Trying to determine its future damages would be “pure speculation,” Westwood One claimed, because factors such as changing technology and even the COVID-19 pandemic make the future of the tournament uncertain.
Further, while the historic data could help predict future losses, “Westwood One did not track or determine damages related to losses of bundled advertising for the unique cancellations of 2020.”
“There is no evidence of any historical data showing the results of the loss of March Madness on bundled advertising because Westwood One has had the right to broadcast March Madness since 1983, and the exclusive rights to audio broadcast since 2003. Thus, there are no data to show the amount of losses in bundled sales that will occur if the NCAA is allowed to improperly terminate the Radio Agreement,” according to the appellant’s brief.

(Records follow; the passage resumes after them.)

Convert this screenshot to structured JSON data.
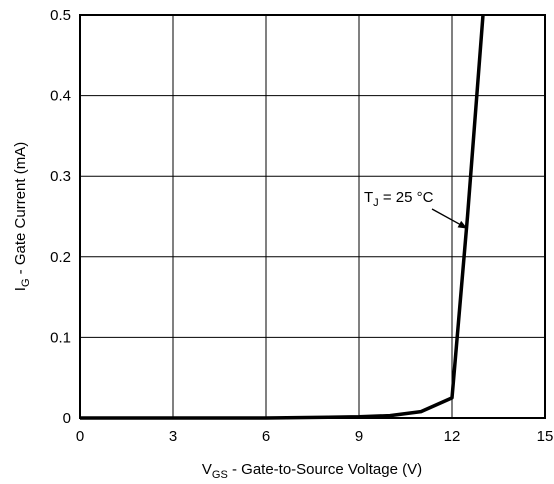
{
  "chart_data": {
    "type": "line",
    "xlabel": {
      "main": "V",
      "sub": "GS",
      "rest": " - Gate-to-Source Voltage (V)"
    },
    "ylabel": {
      "main": "I",
      "sub": "G",
      "rest": " - Gate Current (mA)"
    },
    "xlim": [
      0,
      15
    ],
    "ylim": [
      0,
      0.5
    ],
    "xticks": [
      "0",
      "3",
      "6",
      "9",
      "12",
      "15"
    ],
    "yticks": [
      "0",
      "0.1",
      "0.2",
      "0.3",
      "0.4",
      "0.5"
    ],
    "grid": true,
    "series": [
      {
        "x": [
          0,
          3,
          6,
          7,
          8,
          9,
          10,
          11,
          12,
          12.5,
          13
        ],
        "y": [
          0,
          0,
          0,
          0.0005,
          0.001,
          0.0015,
          0.003,
          0.008,
          0.025,
          0.25,
          0.5
        ]
      }
    ],
    "annotations": [
      {
        "main": "T",
        "sub": "J",
        "rest": " = 25 °C",
        "x": 12.5,
        "y": 0.235
      }
    ]
  }
}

What’s more, Westwood One raised the specter of other companies, such as the NFL, following the NCAA to competing broadcasters. But the NCAA said the radio company was letting its imagination run wild, as there was no evidence to support that theory.
Further, “Westwood One knows what its revenues from each of these sources were in 2011, 2012, 2013, 2014, 2015, 2016, 2017, 2018, and 2019, when it broadcast the NCAA basketball tournament with the Radio Agreement in Place,” the athletic organization argued in its brief. “It knows how much lower its revenues were from each of these sources in 2020, when it didn’t get to broadcast the tournament because of the pandemic. And it can readily and confidently project how much less those revenues would be for the next few years if it still can’t broadcast the tournament.
“Those were the trial court’s findings, and they are well supported by the evidence. As a result, Westwood One has a full and adequate legal remedy available to it in the unlikely event it wins on the merits in this case, and it consequently faces no irreparable harm that could justify the extraordinary remedy of a preliminary injunction.”